We're our own worst critics.

Writing music is hard if your head is full of waste.

There's a vulnerability to our music that attracts people.

You can't help but have ideas when you're inspired musically.

I think that's an idea that's always appealed to us - to let something go where it wants to.

I'm a big Beethoven fan, and you'll struggle to find a three-minute song on any of his stuff.

When you're getting older, you think about what you have to offer, and what's the point of your life.

My mother was sort of mildly religious, but the rest of us, you know, we didn't really have it forced on us.

We're not complete prodigies musically and as a band together it takes more and more work to find something new and special.

If you start to believe the hype about yourself, then you start to lose the bigger picture, and your focus is in the wrong place.

As you grow older, you want to learn, you want to change, you want to evolve and you don't want to live in fear. Fear is the mind killer.

We lock ourselves away and we concentrate on what we're doing and try not to think about the madness that's surrounding it, and all the hype.

It's okay to be inspired by other people and it can be a useful learning tool to play other people's music, but let out what's inside of you.

If you're going to play bass, then play bass how you play bass. You can learn technique and theory, but we want to hear what you have to offer.

You have to be completely brave and sincere about what you're doing to just not ever compromise and change it to what you think someone else might want.

In the end, our way of writing music is a long process of experimentation. We enjoy the luxury of taking this very seriously and giving it the time that it needs.

The last thing I do is go and listen to heavy rock music. But I love electronic music. The purity of the tones is inspiring, because it's obviously much more controlled than a guitar tone.

Everyone knows we take our time. We're really trying to be responsible with ourselves in trying to discover ideas that haven't been discovered before. It's kind of an alchemy, how we experiment.

Writing is a grueling process for us, and once we finish an album, we go on tour for a couple of years. Plus, we're always very involved in our own business, so we need a break when we come back.

We don't ever write stuff individually and say, 'OK, this is gonna be the song.' We bring in ideas in their rawest form and bounce them around to find the thing that is bigger than any individual's idea.

Playing '10,000 Days' in concert was very challenging but infinitely rewarding. It's much more sensitive and emotional than our other songs, and it requires pacing yourself and also being very vulnerable.

We are all musicians, and we're not really good musicians. But we have this gracious gift that has been bestowed on us, and we don't want to disappoint. So I guess our biggest fear would be, just giving up.

I was living in London with my brother, and he was a friend of Matt Marshall, who signed Tool. So we were the first people over in Europe to get the first Tool demo in 1991, and me and my brother immediately cottoned on to it.
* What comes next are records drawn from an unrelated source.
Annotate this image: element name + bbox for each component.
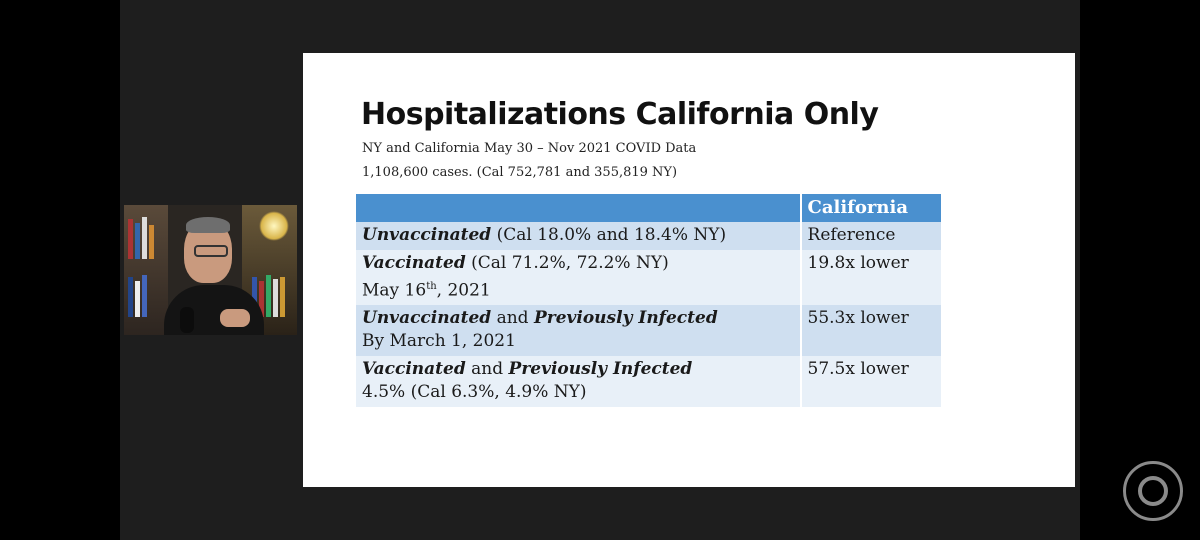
row-label: Unvaccinated and Previously Infected By … [356,304,802,356]
row-line2-post: , 2021 [436,280,491,301]
slide-subtitle-1: NY and California May 30 – Nov 2021 COVI… [362,141,697,156]
row-value: Reference [800,222,941,250]
bookshelf-left [124,205,168,335]
left-letterbox [0,0,120,540]
right-letterbox [1080,0,1200,540]
row-line2: 4.5% (Cal 6.3%, 4.9% NY) [362,381,587,402]
presenter-glasses [194,245,228,257]
row-label-rest: (Cal 18.0% and 18.4% NY) [491,225,727,245]
hospitalization-table: California Unvaccinated (Cal 18.0% and 1… [356,194,941,407]
table-row: Vaccinated (Cal 71.2%, 72.2% NY) May 16t… [356,250,941,305]
presenter-hair [186,217,230,233]
row-label-bold: Vaccinated [362,253,466,273]
row-value: 19.8x lower [800,250,941,305]
table-header-california: California [800,194,941,222]
row-label: Vaccinated and Previously Infected 4.5% … [356,355,802,407]
row-label-bold-2: Previously Infected [508,358,693,379]
row-value: 55.3x lower [800,304,941,356]
row-value: 57.5x lower [800,355,941,407]
row-label-mid: and [491,307,534,328]
row-label-rest: (Cal 71.2%, 72.2% NY) [465,253,669,273]
table-row: Unvaccinated (Cal 18.0% and 18.4% NY) Re… [356,222,941,250]
logo-inner-ring [1138,476,1168,506]
row-label-bold: Unvaccinated [362,307,492,328]
row-line2-sup: th [426,281,437,292]
row-label-bold-2: Previously Infected [533,307,718,328]
row-label: Vaccinated (Cal 71.2%, 72.2% NY) May 16t… [356,250,802,305]
table-row: Unvaccinated and Previously Infected By … [356,304,941,356]
presenter-webcam [124,205,297,335]
table-header-row: California [356,194,941,222]
lamp [259,211,289,241]
row-label: Unvaccinated (Cal 18.0% and 18.4% NY) [356,222,802,250]
row-label-mid: and [465,358,509,379]
slide-subtitle-2: 1,108,600 cases. (Cal 752,781 and 355,81… [362,165,678,180]
row-line2-pre: May 16 [362,280,427,301]
presenter-hands [220,309,250,327]
microphone [180,307,194,333]
presentation-slide: Hospitalizations California Only NY and … [303,53,1075,487]
table-row: Vaccinated and Previously Infected 4.5% … [356,355,941,407]
row-label-bold: Vaccinated [362,358,466,379]
stethoscope-logo-icon [1123,461,1183,521]
row-line2: By March 1, 2021 [362,330,516,351]
row-label-bold: Unvaccinated [362,225,492,245]
table-header-empty [356,194,802,222]
slide-title: Hospitalizations California Only [361,97,879,132]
Anything you spend a long time on, of course it would be nice if everyone likes it. But I think the strength that we've got is that we always concentrate on what we want it to be like and not really trying to please other people.

I used to aspire to being more of a traditional bass player, to be honest. People say I play it like a guitar - and I was a guitar player when I was growing up. I started learning when I was eight, and that's what I was fascinated with in my teen years.

Maybe you have a particular type of sound you want to go for, but if you really want to be original, there's no real recipe for that. For me it's just about letting it come to you... if you can let your head clear out, then almost anything is available.

I'm ashamed to say it, but I watch YouTube videos of our live shows, wondering if it actually sounded the way it sounded when I was playing it, and the consistent thing I see is that you can feel the anxiety and the tension and it's over-aggressive a lot of the time.

I don't know what I did to my main bass. I've poured makeup into it, I've bashed it around - and we've gone in the back and cleaned it up... It sounds amazing and one of a kind at this point, but it picks up a really decent radio signal if you're anywhere near an antenna.

The whole idea is preserving the music and the art and not having us and our faces and our individual characters distract from that. That was the original idea, and now it's really become part of what Tool is. It has allowed us to really concentrate on our music and our show.

The whole thing about Tool is that it kind of feeds on itself. If it's going, it's going. If it's at a grinding halt, there's either the will to pick it up again and get it going or not. We've been through serious stages of nothing... business problems or personal problems or whatever.

It's very rare that we play a gig and we all come off and say 'That was great, I had a great time!' There's always someone that's had a bad time. So the goal is always to achieve the next level of performing the piece that you've written. You're looking for something that you haven't even captured on the album.

I'm still like a little kid about it, where I'm just so happy and excited that people want to come to our shows and watch us play. I still go outside the venues and take a picture of our name on the marquees. I still feel like I'm trying hard to be in a good band, I really do. And I think that's a healthy approach.